Ability to read puts the cumulative experience of humankind at the disposal of each person - Charles E. Silberman, The Open Classroom Reader.

The curriculum reform initiative that education stakeholders have endorsed when the Ministry of Education presented to them has the potential to change the educational landscape in this country.

First, it sets out to identify and nurture the potential of every learner - throughout all the phases of education.

It has also provided room for a differentiated curriculum.

It has created three pathways to enable every learner to pursue a career path according to the learner’s identified abilities and inclinations.

The proposed curriculum aims at deliberately promoting what in educational jargon is called high order thinking skills - skills that are particularly important in the global and information-based economy.

To cope with this world, students ought to have the capacity to think deeply about issues, solve problems creatively, work in teams, communicate clearly and learn to deal with a flood of information courtesy of ICT.

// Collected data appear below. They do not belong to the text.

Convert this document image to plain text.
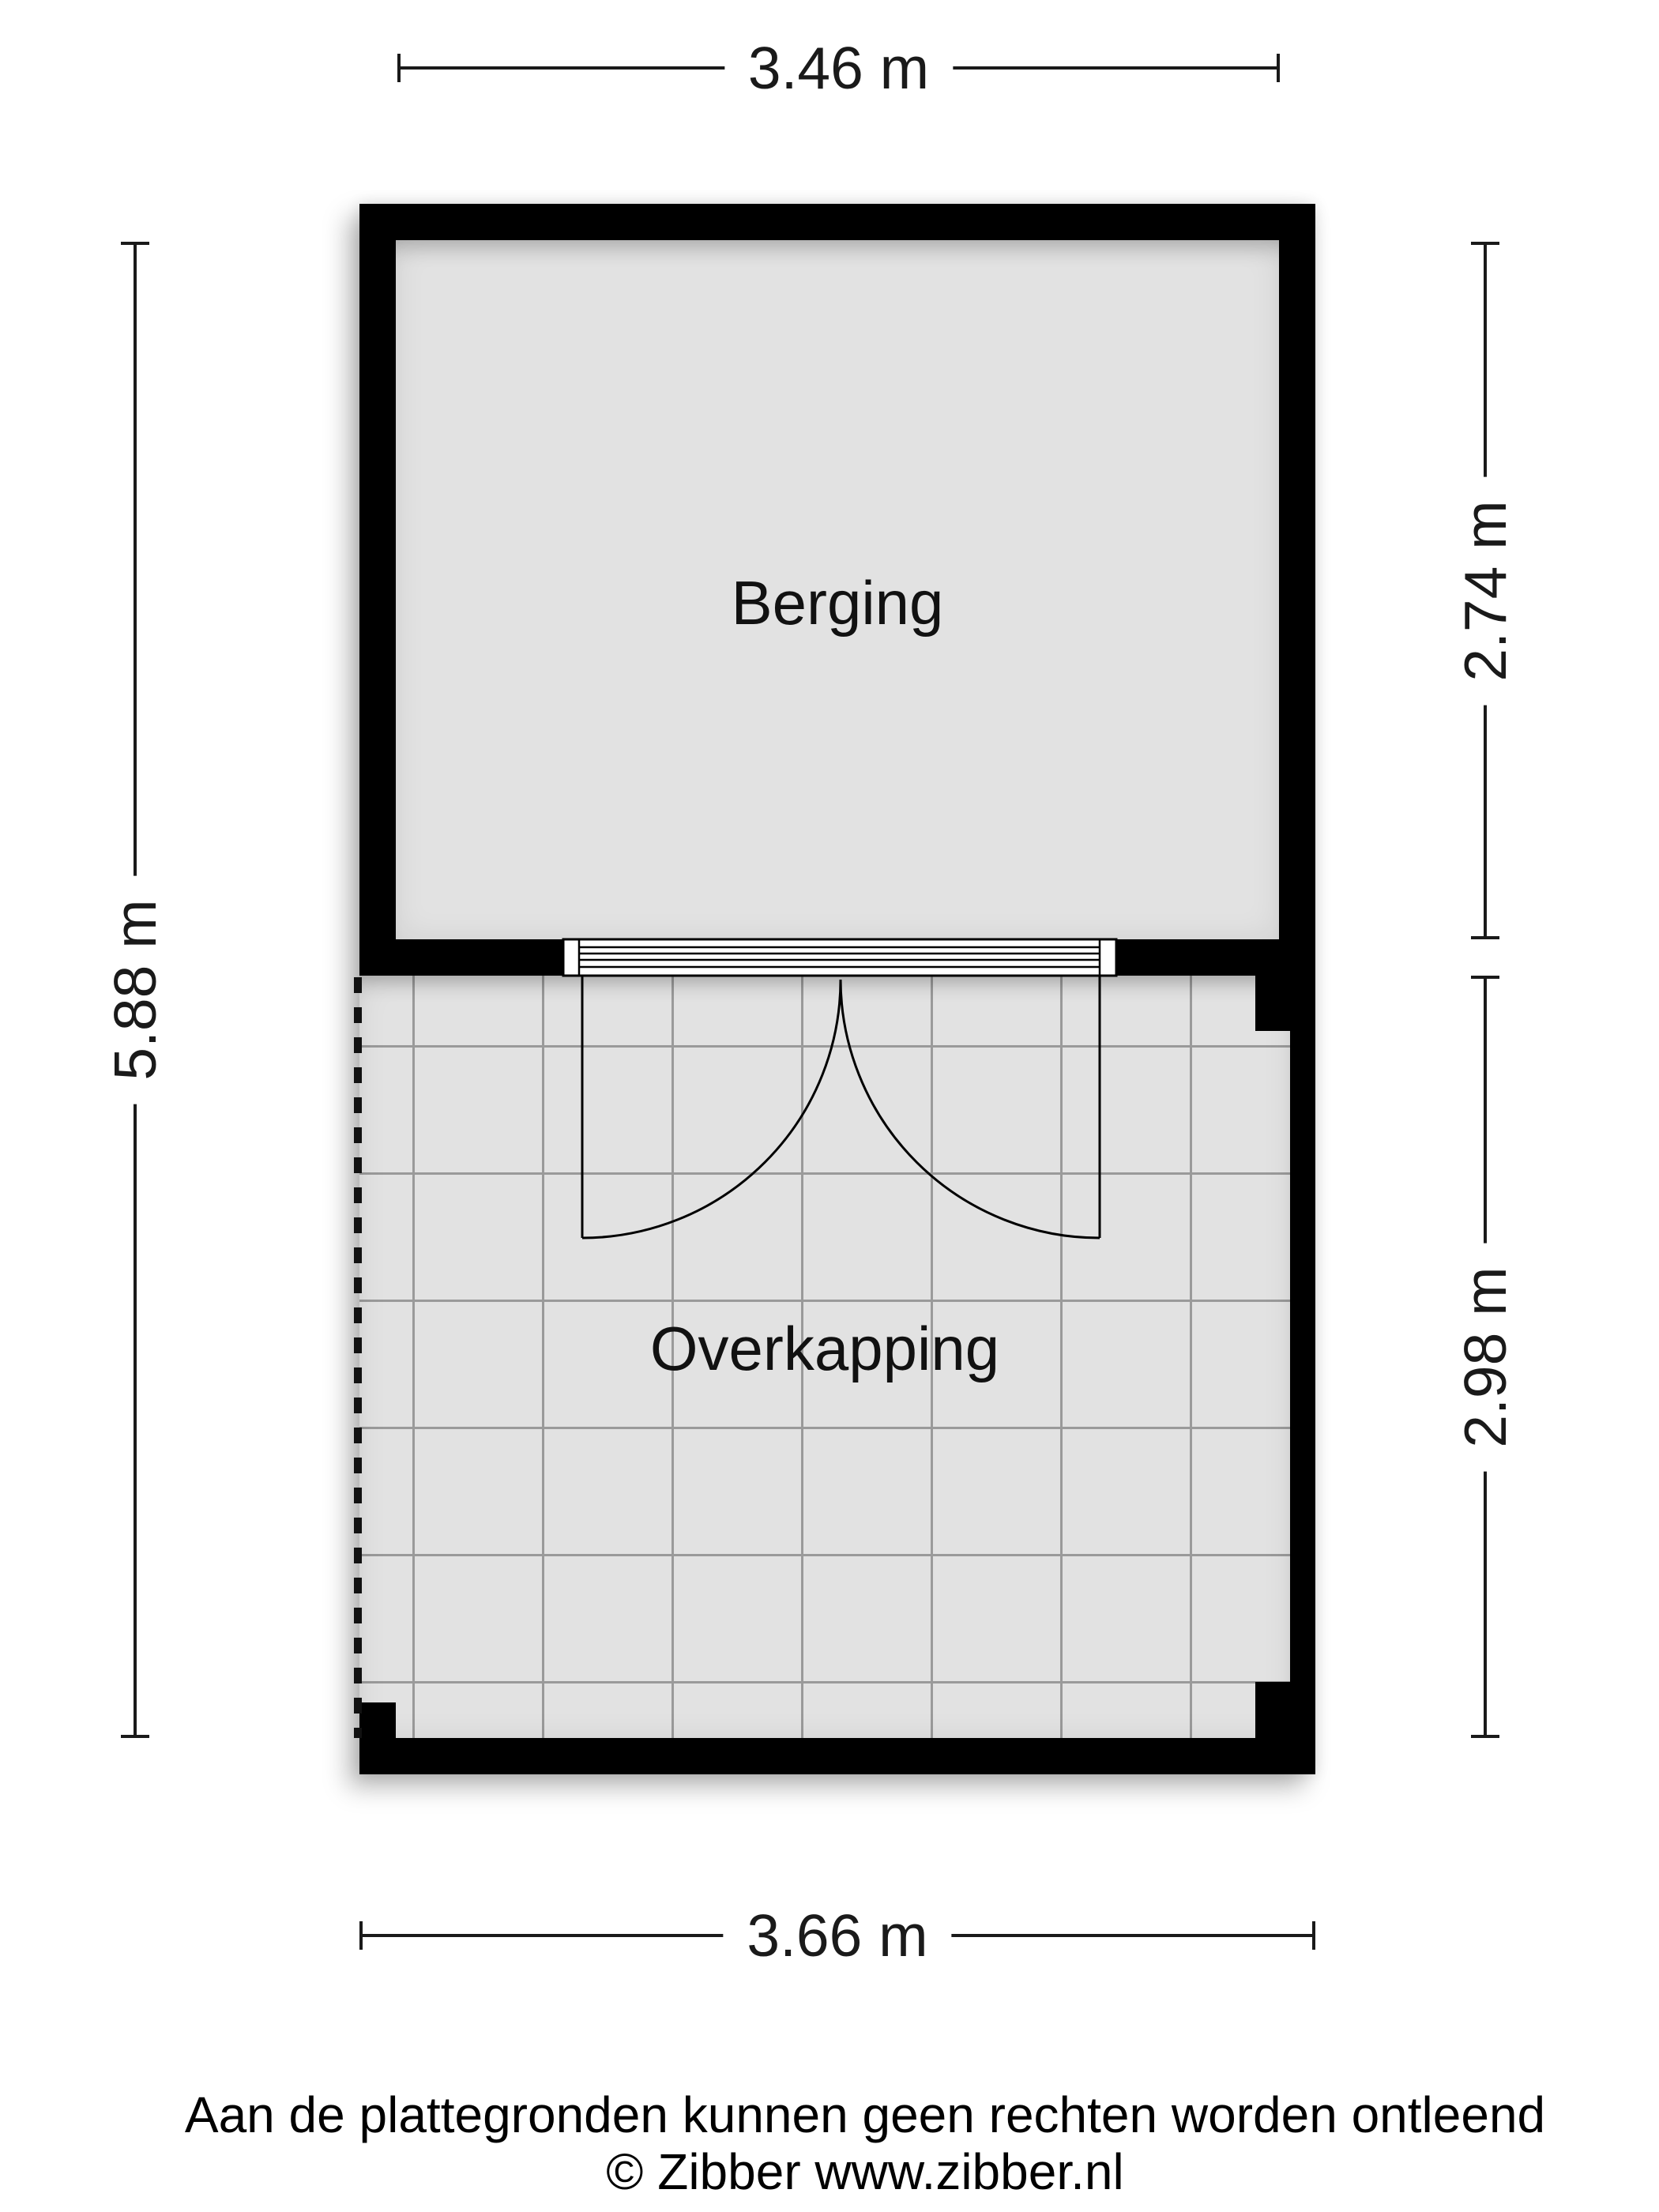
Berging
Overkapping
3.46 m
5.88 m
2.74 m
2.98 m
3.66 m
Aan de plattegronden kunnen geen rechten worden ontleend
© Zibber www.zibber.nl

The Kenya Institute of Curriculum Development, in recognition of this reality, has recommended Competency Based Curriculum (KCBC), which in its basic education curriculum framework, blueprint, it defines as “the ability to apply appropriate knowledge and skills to successfully perform a function.”

Kenya Institute of Curriculum Development has, under the competency-based curriculum, identified competencies that the Government wants developed and subsequently applied by learners at basic education levels.

Finally yet importantly, the curriculum has embedded national values drawn from the Constitution and the established religions.

Education Cabinet Secretary Dr Fred Matiang’i has given all the assurances to the clergy to the effect that the curriculum will not only focus on the development of the intellect of children but also provide for the development of the character.

All these curriculum goals will require learners to acquire strong literacy and numeracy skills - the ability to read, write and understand.

Concealed in the whole curriculum reform initiative is a review of the role reading, writing and arithmetic (3Rs) will play in realising the ambitious but crucial educational outcomes inherent in the reform process.

The ministry has taken a strategic interest in the place of reading in respect to the whole question of quality Education.

This is because reading is the foundation of all learning.

Its importance has some countries, such as South Africa, Tanzania, Rwanda, and Uganda, to make reading a national priority.

In formal education, reading is the tool. Learning in modern formal education without reading, is unthinkable.

It is the skill needed to understand all written instructions and knowledge.

Without the ability to read, the learner, or anybody seeking new knowledge, is unable to learn properly.

Reading is the medium through which knowledgeable and skilled people share their knowledge, beliefs, and habits of thinking on and about issues including issues on technical areas.

Reading is the key to quality education and that is why it is an integral part of the curriculum reform.